Eu tenho um amigo, Mauro Bentes, que faz tempo me critica pelo que ele chama de “gostos exóticos”. Calma lá, minha senhora, não se levante da mesa imaginando ouvir confissões descabeladas de práticas ofensivas às pessoas educadas. Não falarei de sexo bizarro nem de políticos de Brasília. É apenas um comentário sobre um livro que acabei de reler, que de alguma forma tem uma relação íntima com o Mauro Bentes. Vou à história. Um grupo de amigos, do qual eu participava com entusiasmo, tinha uma mesa cativa num restaurante no Rio de Janeiro chamado Alcaparra, que se formava toda sexta-feira para praticar alguma extravagância gastronômica que – ao contrário do que dizem os veganos e médicos em geral – não matou ninguém.
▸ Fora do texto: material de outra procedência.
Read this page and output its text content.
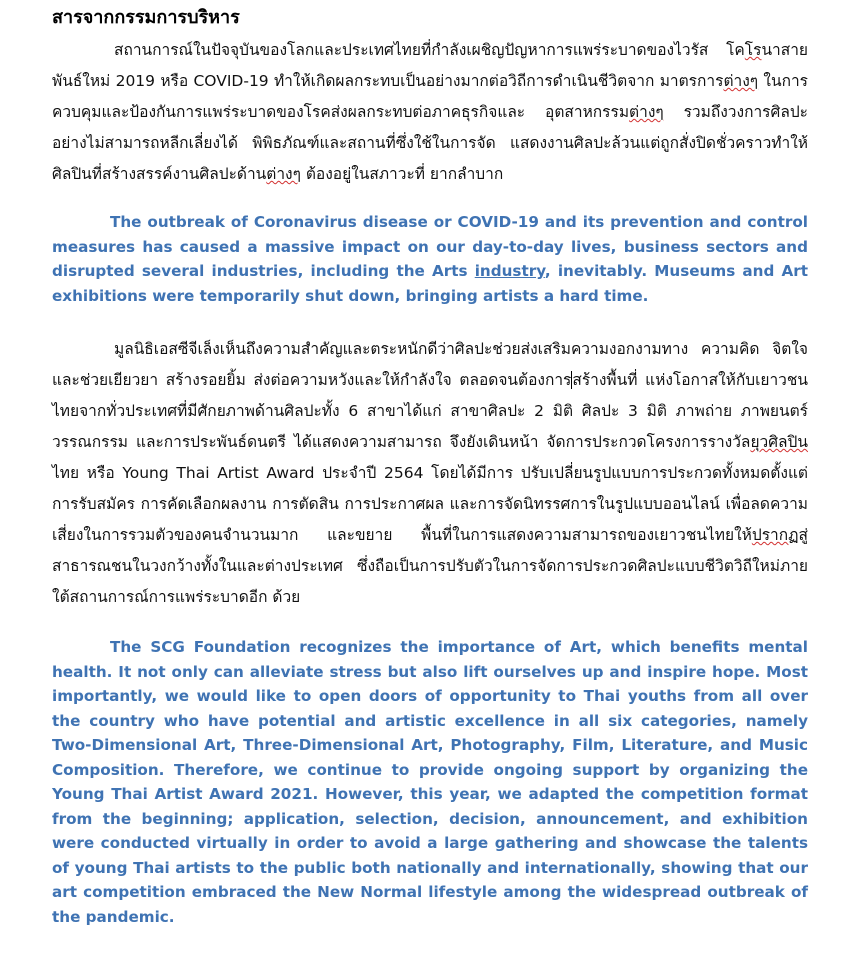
สารจากกรรมการบริหาร

สถานการณ์ในปัจจุบันของโลกและประเทศไทยที่กำลังเผชิญปัญหาการแพร่ระบาดของไวรัส โคโรนาสายพันธ์ใหม่ 2019 หรือ COVID-19 ทำให้เกิดผลกระทบเป็นอย่างมากต่อวิถีการดำเนินชีวิตจาก มาตรการต่างๆ ในการควบคุมและป้องกันการแพร่ระบาดของโรคส่งผลกระทบต่อภาคธุรกิจและ อุตสาหกรรมต่างๆ รวมถึงวงการศิลปะอย่างไม่สามารถหลีกเลี่ยงได้ พิพิธภัณฑ์และสถานที่ซึ่งใช้ในการจัด แสดงงานศิลปะล้วนแต่ถูกสั่งปิดชั่วคราวทำให้ศิลปินที่สร้างสรรค์งานศิลปะด้านต่างๆ ต้องอยู่ในสภาวะที่ ยากลำบาก

The outbreak of Coronavirus disease or COVID-19 and its prevention and control measures has caused a massive impact on our day-to-day lives, business sectors and disrupted several industries, including the Arts industry, inevitably. Museums and Art exhibitions were temporarily shut down, bringing artists a hard time.

มูลนิธิเอสซีจีเล็งเห็นถึงความสำคัญและตระหนักดีว่าศิลปะช่วยส่งเสริมความงอกงามทาง ความคิด จิตใจ และช่วยเยียวยา สร้างรอยยิ้ม ส่งต่อความหวังและให้กำลังใจ ตลอดจนต้องการสร้างพื้นที่ แห่งโอกาสให้กับเยาวชนไทยจากทั่วประเทศที่มีศักยภาพด้านศิลปะทั้ง 6 สาขาได้แก่ สาขาศิลปะ 2 มิติ ศิลปะ 3 มิติ ภาพถ่าย ภาพยนตร์ วรรณกรรม และการประพันธ์ดนตรี ได้แสดงความสามารถ จึงยังเดินหน้า จัดการประกวดโครงการรางวัลยุวศิลปินไทย หรือ Young Thai Artist Award ประจำปี 2564 โดยได้มีการ ปรับเปลี่ยนรูปแบบการประกวดทั้งหมดตั้งแต่การรับสมัคร การคัดเลือกผลงาน การตัดสิน การประกาศผล และการจัดนิทรรศการในรูปแบบออนไลน์ เพื่อลดความเสี่ยงในการรวมตัวของคนจำนวนมาก และขยาย พื้นที่ในการแสดงความสามารถของเยาวชนไทยให้ปรากฏสู่สาธารณชนในวงกว้างทั้งในและต่างประเทศ ซึ่งถือเป็นการปรับตัวในการจัดการประกวดศิลปะแบบชีวิตวิถีใหม่ภายใต้สถานการณ์การแพร่ระบาดอีก ด้วย

The SCG Foundation recognizes the importance of Art, which benefits mental health. It not only can alleviate stress but also lift ourselves up and inspire hope. Most importantly, we would like to open doors of opportunity to Thai youths from all over the country who have potential and artistic excellence in all six categories, namely Two-Dimensional Art, Three-Dimensional Art, Photography, Film, Literature, and Music Composition. Therefore, we continue to provide ongoing support by organizing the Young Thai Artist Award 2021. However, this year, we adapted the competition format from the beginning; application, selection, decision, announcement, and exhibition were conducted virtually in order to avoid a large gathering and showcase the talents of young Thai artists to the public both nationally and internationally, showing that our art competition embraced the New Normal lifestyle among the widespread outbreak of the pandemic.
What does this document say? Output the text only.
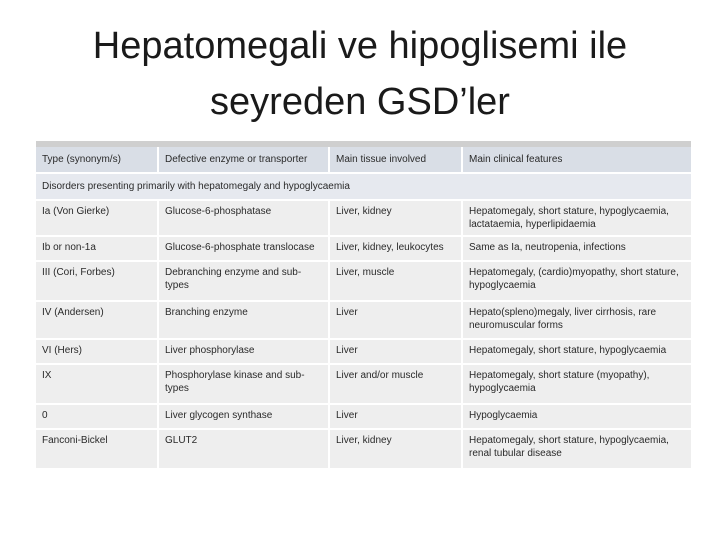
Hepatomegali ve hipoglisemi ile
seyreden GSD’ler
Type (synonym/s)	Defective enzyme or transporter	Main tissue involved	Main clinical features
Disorders presenting primarily with hepatomegaly and hypoglycaemia			
Ia (Von Gierke)	Glucose-6-phosphatase	Liver, kidney	Hepatomegaly, short stature, hypoglycaemia, lactataemia, hyperlipidaemia
Ib or non-1a	Glucose-6-phosphate translocase	Liver, kidney, leukocytes	Same as Ia, neutropenia, infections
III (Cori, Forbes)	Debranching enzyme and sub-types	Liver, muscle	Hepatomegaly, (cardio)myopathy, short stature, hypoglycaemia
IV (Andersen)	Branching enzyme	Liver	Hepato(spleno)megaly, liver cirrhosis, rare neuromuscular forms
VI (Hers)	Liver phosphorylase	Liver	Hepatomegaly, short stature, hypoglycaemia
IX	Phosphorylase kinase and sub-types	Liver and/or muscle	Hepatomegaly, short stature (myopathy), hypoglycaemia
0	Liver glycogen synthase	Liver	Hypoglycaemia
Fanconi-Bickel	GLUT2	Liver, kidney	Hepatomegaly, short stature, hypoglycaemia, renal tubular disease
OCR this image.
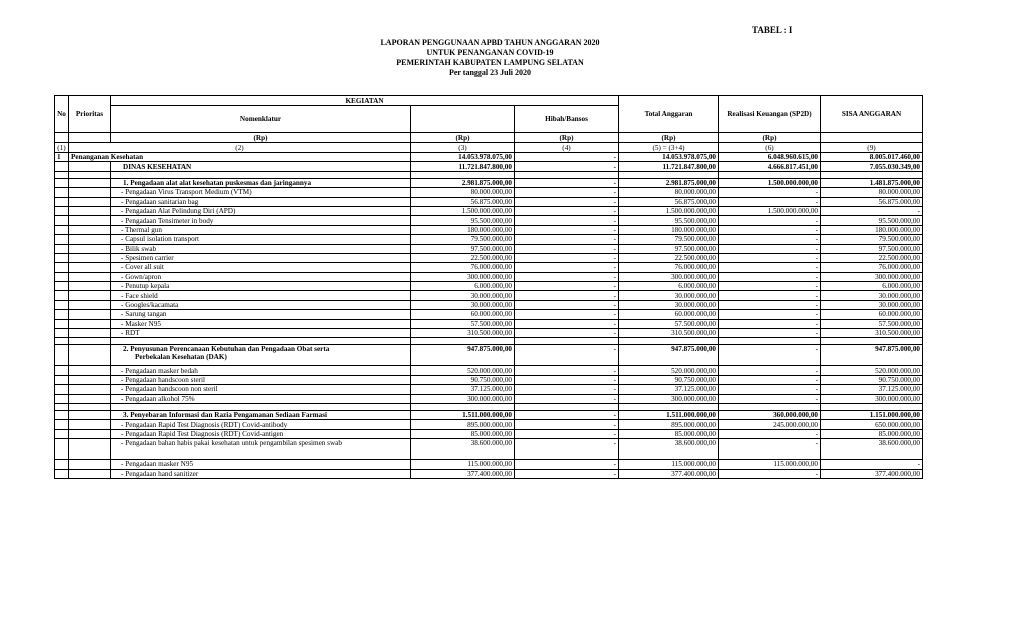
TABEL : I
LAPORAN PENGGUNAAN APBD TAHUN ANGGARAN 2020
UNTUK PENANGANAN COVID-19
PEMERINTAH KABUPATEN LAMPUNG SELATAN
Per tanggal 23 Juli 2020
No	Prioritas	KEGIATAN			Total Anggaran	Realisasi Keuangan (SP2D)	SISA ANGGARAN
		Nomenklatur		Hibah/Bansos			
		(Rp)	(Rp)	(Rp)	(Rp)	(Rp)	
(1)	(2)		(3)	(4)	(5) = (3+4)	(6)	(9)
1	Penanganan Kesehatan		14.053.978.075,00	-	14.053.978.075,00	6.048.960.615,00	8.005.017.460,00
		DINAS KESEHATAN	11.721.847.800,00	-	11.721.847.800,00	4.666.817.451,00	7.055.030.349,00

		1. Pengadaan alat alat kesehatan puskesmas dan jaringannya	2.981.875.000,00	-	2.981.875.000,00	1.500.000.000,00	1.481.875.000,00
		- Pengadaan Virus Transport Medium (VTM)	80.000.000,00	-	80.000.000,00	-	80.000.000,00
		- Pengadaan sanitarian bag	56.875.000,00	-	56.875.000,00	-	56.875.000,00
		- Pengadaan Alat Pelindung Diri (APD)	1.500.000.000,00	-	1.500.000.000,00	1.500.000.000,00	-
		- Pengadaan Tensimeter in body	95.500.000,00	-	95.500.000,00	-	95.500.000,00
		- Thermal gun	180.000.000,00	-	180.000.000,00	-	180.000.000,00
		- Capsul isolation transport	79.500.000,00	-	79.500.000,00	-	79.500.000,00
		- Bilik swab	97.500.000,00	-	97.500.000,00	-	97.500.000,00
		- Spesimen carrier	22.500.000,00	-	22.500.000,00	-	22.500.000,00
		- Cover all suit	76.000.000,00	-	76.000.000,00	-	76.000.000,00
		- Gown/apron	300.000.000,00	-	300.000.000,00	-	300.000.000,00
		- Penutup kepala	6.000.000,00	-	6.000.000,00	-	6.000.000,00
		- Face shield	30.000.000,00	-	30.000.000,00	-	30.000.000,00
		- Googles/kacamata	30.000.000,00	-	30.000.000,00	-	30.000.000,00
		- Sarung tangan	60.000.000,00	-	60.000.000,00	-	60.000.000,00
		- Masker N95	57.500.000,00	-	57.500.000,00	-	57.500.000,00
		- RDT	310.500.000,00	-	310.500.000,00	-	310.500.000,00

		2. Penyusunan Perencanaan Kebutuhan dan Pengadaan Obat serta
Perbekalan Kesehatan (DAK)	947.875.000,00	-	947.875.000,00	-	947.875.000,00
		- Pengadaan masker bedah	520.000.000,00	-	520.000.000,00	-	520.000.000,00
		- Pengadaan handscoon steril	90.750.000,00	-	90.750.000,00	-	90.750.000,00
		- Pengadaan handscoon non steril	37.125.000,00	-	37.125.000,00	-	37.125.000,00
		- Pengadaan alkohol 75%	300.000.000,00	-	300.000.000,00	-	300.000.000,00

		3. Penyebaran Informasi dan Razia Pengamanan Sediaan Farmasi	1.511.000.000,00	-	1.511.000.000,00	360.000.000,00	1.151.000.000,00
		- Pengadaan Rapid Test Diagnosis (RDT) Covid-antibody	895.000.000,00	-	895.000.000,00	245.000.000,00	650.000.000,00
		- Pengadaan Rapid Test Diagnosis (RDT) Covid-antigen	85.000.000,00	-	85.000.000,00	-	85.000.000,00
		- Pengadaan bahan habis pakai kesehatan untuk pengambilan spesimen swab	38.600.000,00	-	38.600.000,00	-	38.600.000,00
		- Pengadaan masker N95	115.000.000,00	-	115.000.000,00	115.000.000,00	-
		- Pengadaan hand sanitizer	377.400.000,00	-	377.400.000,00	-	377.400.000,00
Nesses almoços, o chef Raimundo se esmerava fazendo pratos que só de pensar me dá água na boca e lágrimas nos olhos. De saudade. Sabedor de que a mesa podia receber gente como Ziraldo, Ancelmo Góis, Zuenir Ventura, Zelito Viana e Miguel Paiva, nosso citado Mauro se sentiu prestigiado quando o convidamos para um almoço. Nenhum de nós se preocupou em alertar que não apenas nos fartávamos de comida.
Era uma “experiência”, como se diz atualmente. Na hora acertada, vestindo um de seus conjuntos esportes mais elegantes (e ele tem uma coleção completa, um mais catito que o outro), Mauro se senta à mesa e pergunta qual é o menu. Quase chorando de felicidade e expectativa eu contei: risoto de rabada! E ainda tem uma dobradinha especial!
Mauro disfarçou, alegou um súbito mal-estar, levantou-se e escafedeu-se. Muito tempo depois me confessou que foi preciso uma semana de salada de alface para seu estômago se recuperar. E ele nem tinha visto os pratos! Depois disso, não aceita nem tomar café na minha sala. Deve imaginar que eu o adoço com rapadura. Pois bem, a Editora Senac tem um livro que é a cara do Mauro Bentes.
Chama-se Embutidos e é de autoria de Breno Raigorodisky, que não conheço pessoalmente, mas sei que é publicitário e filósofo, diretor de criação e deve ser um tremendo bom garfo. Nesse livro, que de vez em quando devoro como se fosse uma linguicinha mineira, o autor te leva para um passeio pelo mundo para apreciar os melhores embutidos que o gênio humano já conseguiu inventar. Já está molhado de tanta saliva. Quando eu era criança fazia coleção de Ele & Ela e revistas pornográficas dinamarquesas só para sonhar com sexo. Comi (se tanto) umas cinco das milhares de mulheres peladas que as revistas mostravam. Em compensação posso comer quase todos os embutidos do livro.
Não sei se fico eufórico com essa troca, mas é sempre melhor que nada. Seguindo as receitas, já produzi em casa algumas raridades, como a Andouille, que é um rocambole formado por intestino grosso, intestino delgado e estômago de vitela. É um prato apreciadíssimo entre os gourmets de Rouen e Lyon. Qualquer dia vou encontrar ingredientes para surpreender os meus convidados com um morcón como se faz na Andaluzia, que é um embutido feito de paleta, língua e canela de porco. Já encomendei material para uma coppa di Ascoli Piceno, feita de pele, cartilagem, orelha e língua de porco. Já que estamos com as mãos nas tripas, vamos tentar elaborar um fegatazzi, que é simplesmente linguiça de fígado de porco, temperado com erva-doce e comida com polenta.
Esquecendo um pouco as frescuras de meu amigo Mauro Bentes, recomendo com entusiasmo, glutonice e alegria o livro Embutidos – da sobrevivência à gastronomia, do já citado coleguinha Breno Raigorodisky. É uma obra de fôlego. Agora vocês me deem licença, pois me espera um salsichão com salada de batatas que, diante dos pratos descritos anteriormente, está parecendo que vou comer algo como caldinho de galinha. A diferença vai ser a mostarda kielbasa e chalotas bem apimentadinhas.